2010 Fiscal Year Annual Research Report
アジア域イネウンカ類の薬剤抵抗性発達メカニズムと広域移動動態の解明
Project/Area Number |
21380039
|
Research Institution | National Agriculture and Food Research Organization |
Principal Investigator |
松村 正哉 独立行政法人農業・食品産業技術総合研究機構, 九州沖縄農業研究センター難防除害虫研究チーム, チーム長 (00370619)
|
Co-Investigator(Kenkyū-buntansha) |
野田 博明 独立行政法人農業生物資源研究所, 昆虫科学研究領域昆虫・微生物相互作用研究ユニット, ユニット長 (40343991)

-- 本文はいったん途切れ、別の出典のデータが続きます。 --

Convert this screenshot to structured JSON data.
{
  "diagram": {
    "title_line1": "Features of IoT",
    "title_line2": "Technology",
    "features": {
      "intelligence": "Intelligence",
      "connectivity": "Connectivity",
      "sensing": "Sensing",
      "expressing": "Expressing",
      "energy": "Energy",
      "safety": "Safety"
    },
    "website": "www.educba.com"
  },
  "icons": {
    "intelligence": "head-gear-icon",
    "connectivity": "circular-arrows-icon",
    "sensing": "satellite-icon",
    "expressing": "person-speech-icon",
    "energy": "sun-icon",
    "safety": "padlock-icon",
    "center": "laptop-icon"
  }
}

松田 一彦 近畿大学, 農学部, 教授 (00199796)
大塚 彰 独立行政法人農業・食品産業技術総合研究機構, 九州沖縄農業研究センター難防除害虫研究チーム, 主任研究員 (20370497)
|
Keywords | イネウンカ / 薬剤抵抗性 / 遺伝子配列 / マイクロアレイ / 後退軌道解析 / シミュレーション |
Research Abstract |
アジア地域のトビイロウンカの薬剤抵抗性は,昨年までと同様にイミダクロプリドに対する感受性低下が続いていることがわかった。室内実験でイミダクロプリドに対する薬剤選択実験を行ったところ,もともと感受性が高いフィリピン系統と感受性の低下したベトナム系統の一部で安定した選択応答が見られた。 アジア各地域から採集した125個体のセジロウンカのリボゾームRNA遺伝子(ITS1,5.8S,ITS2の各領域)の塩基配列を解読した。5.8SおよびITS2領域は変異が小さかったが,ITS1内部には66bpからなる反復配列が存在した。反復回数は変異に富んでおり,このような多型はトビイロウンカやヒメトビウンカでは見られなかった。遺伝的多型と地域個体群との間に明確な関連は見られず,セジロウンカがアジアの広い地域で遺伝的プールを共有していると考えられた。 これまで,昆虫のニコチン性アセチルコリン受容体(nACh)に対するネオニコチノイドの選択的相互作用は,リガンド結合部位をつくるloopと呼ばれる部位との相互作用によって説明されてきた。しかし,nAChRのサロゲートペプチドAChBPとネオニコチノイドが作る複合体の結晶構造をX線結晶構造解析によって解明した結果,loopの外に位置する特定のアミノ酸の構造がnAChRのネオニコチノイド感受性の決定に重要な役割を果たしていることを,新たに見出した。 イネウンカ類のアジア広域移動の解明のため,台湾東部のライトトラップを用いたトビイロウンカのモニタリングと飛来予測,現地捕獲調査を行った。その結果,台風10号が台湾南部に接近した時にフィリピンからの飛来が予測され,通過直後に台東市で捕獲したトビイロウンカはフィリピン個体群と同様に殺虫剤イミダクロプリドに感受性を示したことから,フィリピンから台湾へのトビイロウンカの移動が示唆された。